Ein Dorf unter dem Mikroskop
Die Forschenden arbeiteten in Nam Phu, einem ländlichen Unterbezirk in Südthailand, wo Kratom in den Alltag eingebettet ist und durch eine lokale Gemeinschaftsvereinbarung geregelt wird. Sie rekrutierten 581 Erwachsene, die dort mindestens ein Jahr gelebt hatten: 285 waren registrierte Kratom‑Nutzer und 296 waren Nichtnutzer aus derselben Gemeinde. Alle beantworteten Fragen zu ihrer Gesundheit, zu Gewohnheiten wie Rauchen, Alkoholkonsum und Bewegung und — bei den Nutzern — zu Dauer und Menge des konsumierten Kratoms. Nach einer nächtlichen Fastenperiode gaben alle Teilnehmenden Blutproben für ein komplettes Blutbild sowie Standardtests zur Leber‑ und Nierenfunktion und zur Blutzuckerbestimmung.

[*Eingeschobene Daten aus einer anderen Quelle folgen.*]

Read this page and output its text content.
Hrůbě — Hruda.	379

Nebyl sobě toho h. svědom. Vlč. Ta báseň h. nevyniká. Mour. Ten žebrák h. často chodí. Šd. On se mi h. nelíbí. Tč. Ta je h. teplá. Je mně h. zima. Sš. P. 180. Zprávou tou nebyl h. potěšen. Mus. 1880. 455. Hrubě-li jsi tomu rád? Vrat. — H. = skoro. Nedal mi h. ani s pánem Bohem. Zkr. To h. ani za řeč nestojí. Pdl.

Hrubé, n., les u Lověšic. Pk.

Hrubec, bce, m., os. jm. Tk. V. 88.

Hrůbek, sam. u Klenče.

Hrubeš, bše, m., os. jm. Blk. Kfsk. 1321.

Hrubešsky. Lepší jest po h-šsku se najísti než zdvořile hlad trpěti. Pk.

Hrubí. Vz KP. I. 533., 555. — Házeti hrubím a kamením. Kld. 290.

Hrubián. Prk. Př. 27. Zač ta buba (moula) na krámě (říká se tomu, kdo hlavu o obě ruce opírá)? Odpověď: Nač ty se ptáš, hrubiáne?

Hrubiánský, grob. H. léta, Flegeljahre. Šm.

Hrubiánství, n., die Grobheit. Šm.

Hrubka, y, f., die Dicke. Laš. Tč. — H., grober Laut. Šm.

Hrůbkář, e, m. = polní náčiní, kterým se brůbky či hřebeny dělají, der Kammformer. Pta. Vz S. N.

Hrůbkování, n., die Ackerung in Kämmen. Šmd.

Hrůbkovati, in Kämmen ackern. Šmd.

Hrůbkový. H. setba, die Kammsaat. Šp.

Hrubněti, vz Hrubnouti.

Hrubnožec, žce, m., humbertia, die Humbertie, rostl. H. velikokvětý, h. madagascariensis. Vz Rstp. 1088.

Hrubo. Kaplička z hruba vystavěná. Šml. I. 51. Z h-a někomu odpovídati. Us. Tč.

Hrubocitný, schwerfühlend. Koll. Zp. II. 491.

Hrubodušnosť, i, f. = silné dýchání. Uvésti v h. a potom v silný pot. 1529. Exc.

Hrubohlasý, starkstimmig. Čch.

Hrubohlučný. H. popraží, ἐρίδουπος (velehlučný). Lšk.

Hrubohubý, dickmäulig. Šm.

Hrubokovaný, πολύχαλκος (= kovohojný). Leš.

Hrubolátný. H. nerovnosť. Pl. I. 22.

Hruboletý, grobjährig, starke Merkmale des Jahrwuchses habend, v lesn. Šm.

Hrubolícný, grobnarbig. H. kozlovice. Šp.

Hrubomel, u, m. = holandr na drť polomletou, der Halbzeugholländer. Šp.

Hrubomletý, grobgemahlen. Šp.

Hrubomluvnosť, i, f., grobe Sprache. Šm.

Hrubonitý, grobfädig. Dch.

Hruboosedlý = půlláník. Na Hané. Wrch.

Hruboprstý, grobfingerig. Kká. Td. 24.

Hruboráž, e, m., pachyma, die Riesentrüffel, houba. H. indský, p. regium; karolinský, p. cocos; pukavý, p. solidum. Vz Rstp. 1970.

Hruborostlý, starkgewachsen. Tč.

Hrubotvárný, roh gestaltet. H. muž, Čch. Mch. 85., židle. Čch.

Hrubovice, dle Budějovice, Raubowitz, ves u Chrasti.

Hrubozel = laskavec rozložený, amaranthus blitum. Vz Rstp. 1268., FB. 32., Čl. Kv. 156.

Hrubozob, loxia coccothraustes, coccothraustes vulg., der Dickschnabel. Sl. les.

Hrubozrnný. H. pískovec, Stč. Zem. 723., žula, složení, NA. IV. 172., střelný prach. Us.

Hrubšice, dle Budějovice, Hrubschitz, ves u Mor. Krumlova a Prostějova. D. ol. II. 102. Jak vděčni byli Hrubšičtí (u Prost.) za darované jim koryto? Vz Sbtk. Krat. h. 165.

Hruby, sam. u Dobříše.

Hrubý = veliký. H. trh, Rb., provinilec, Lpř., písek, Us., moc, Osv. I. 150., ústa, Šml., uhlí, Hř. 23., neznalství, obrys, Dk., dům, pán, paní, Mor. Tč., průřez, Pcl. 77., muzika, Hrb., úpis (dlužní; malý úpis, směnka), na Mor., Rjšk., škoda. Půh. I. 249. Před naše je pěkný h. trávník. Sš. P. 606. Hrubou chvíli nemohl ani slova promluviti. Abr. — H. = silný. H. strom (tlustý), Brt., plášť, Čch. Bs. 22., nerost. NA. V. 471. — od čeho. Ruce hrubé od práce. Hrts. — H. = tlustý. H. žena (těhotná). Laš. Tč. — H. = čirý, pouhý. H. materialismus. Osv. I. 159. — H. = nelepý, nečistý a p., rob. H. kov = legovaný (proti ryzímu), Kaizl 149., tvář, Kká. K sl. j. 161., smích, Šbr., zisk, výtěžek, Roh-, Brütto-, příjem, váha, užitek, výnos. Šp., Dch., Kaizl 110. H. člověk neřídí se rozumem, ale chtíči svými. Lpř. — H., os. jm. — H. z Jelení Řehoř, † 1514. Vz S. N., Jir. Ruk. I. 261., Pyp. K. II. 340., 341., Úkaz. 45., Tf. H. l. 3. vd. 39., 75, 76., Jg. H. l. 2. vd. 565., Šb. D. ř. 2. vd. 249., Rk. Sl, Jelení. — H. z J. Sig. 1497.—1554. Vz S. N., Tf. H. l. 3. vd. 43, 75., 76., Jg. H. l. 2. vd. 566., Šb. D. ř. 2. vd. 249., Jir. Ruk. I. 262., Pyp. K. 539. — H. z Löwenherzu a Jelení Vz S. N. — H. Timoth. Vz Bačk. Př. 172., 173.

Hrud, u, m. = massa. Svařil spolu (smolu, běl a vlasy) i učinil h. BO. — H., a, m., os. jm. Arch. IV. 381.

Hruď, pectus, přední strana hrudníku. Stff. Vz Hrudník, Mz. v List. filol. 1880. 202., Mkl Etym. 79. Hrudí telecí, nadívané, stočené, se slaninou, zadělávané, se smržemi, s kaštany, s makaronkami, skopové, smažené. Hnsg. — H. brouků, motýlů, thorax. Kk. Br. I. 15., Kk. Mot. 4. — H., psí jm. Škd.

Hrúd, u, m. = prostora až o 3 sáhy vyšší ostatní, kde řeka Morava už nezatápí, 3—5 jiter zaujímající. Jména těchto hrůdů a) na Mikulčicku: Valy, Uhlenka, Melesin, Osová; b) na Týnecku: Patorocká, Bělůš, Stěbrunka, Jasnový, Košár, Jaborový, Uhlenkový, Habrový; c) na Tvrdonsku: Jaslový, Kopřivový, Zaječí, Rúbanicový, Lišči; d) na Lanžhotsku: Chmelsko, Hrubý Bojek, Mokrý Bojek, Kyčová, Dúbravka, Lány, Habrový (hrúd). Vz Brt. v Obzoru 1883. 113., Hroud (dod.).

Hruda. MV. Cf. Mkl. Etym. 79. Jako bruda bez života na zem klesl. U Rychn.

Die Waage ins Gleichgewicht bringen
Auf den ersten Blick wirkten Kratom‑Nutzer und Nichtnutzer in etwa gleich alt, unterschieden sich aber deutlich im Lebensstil. Nutzer waren deutlich häufiger Männer, rauchten und tranken Alkohol häufiger und hatten tendenziell einen niedrigeren Body‑Mass‑Index (BMI) als Nichtnutzer. Da diese Unterschiede die Ergebnisse verfälschen können, verwendete das Team statistische Methoden, um „gleiche Wettbewerbsbedingungen“ herzustellen, und passte für Alter, Geschlecht, BMI, Rauchen und Alkoholkonsum an. Dieser Schritt ist entscheidend: Ohne ihn könnten Veränderungen in Bluttests fälschlich Kratom zugeschrieben werden, obwohl sie tatsächlich die Merkmale derjenigen widerspiegeln, die es eher verwenden, und deren Lebensweise.
Was die Bluttests wirklich zeigten
Vor der Anpassung schienen Kratom‑Nutzer bei einigen Blutwerten auffällige Unterschiede zu haben — geringfügig mehr weiße und rote Blutkörperchen und weniger Thrombozyten als Nichtnutzer. Nachdem Unterschiede in Lebensstil und Körperbau jedoch berücksichtigt wurden, verschwanden diese Differenzen, und alle Werte beider Gruppen lagen komfortabel innerhalb der normalen klinischen Bereiche. Gleiches galt für die Leberwerte. Obwohl einige Rohdaten leicht abwichen, zeigte sich nach angemessener Anpassung kein Hinweis darauf, dass langfristiger, traditioneller Kratomkonsum die Leber schädigt: Schlüssel‑Enzyme und Bilirubin waren zwischen Nutzern und Nichtnutzern ähnlich und im Normbereich.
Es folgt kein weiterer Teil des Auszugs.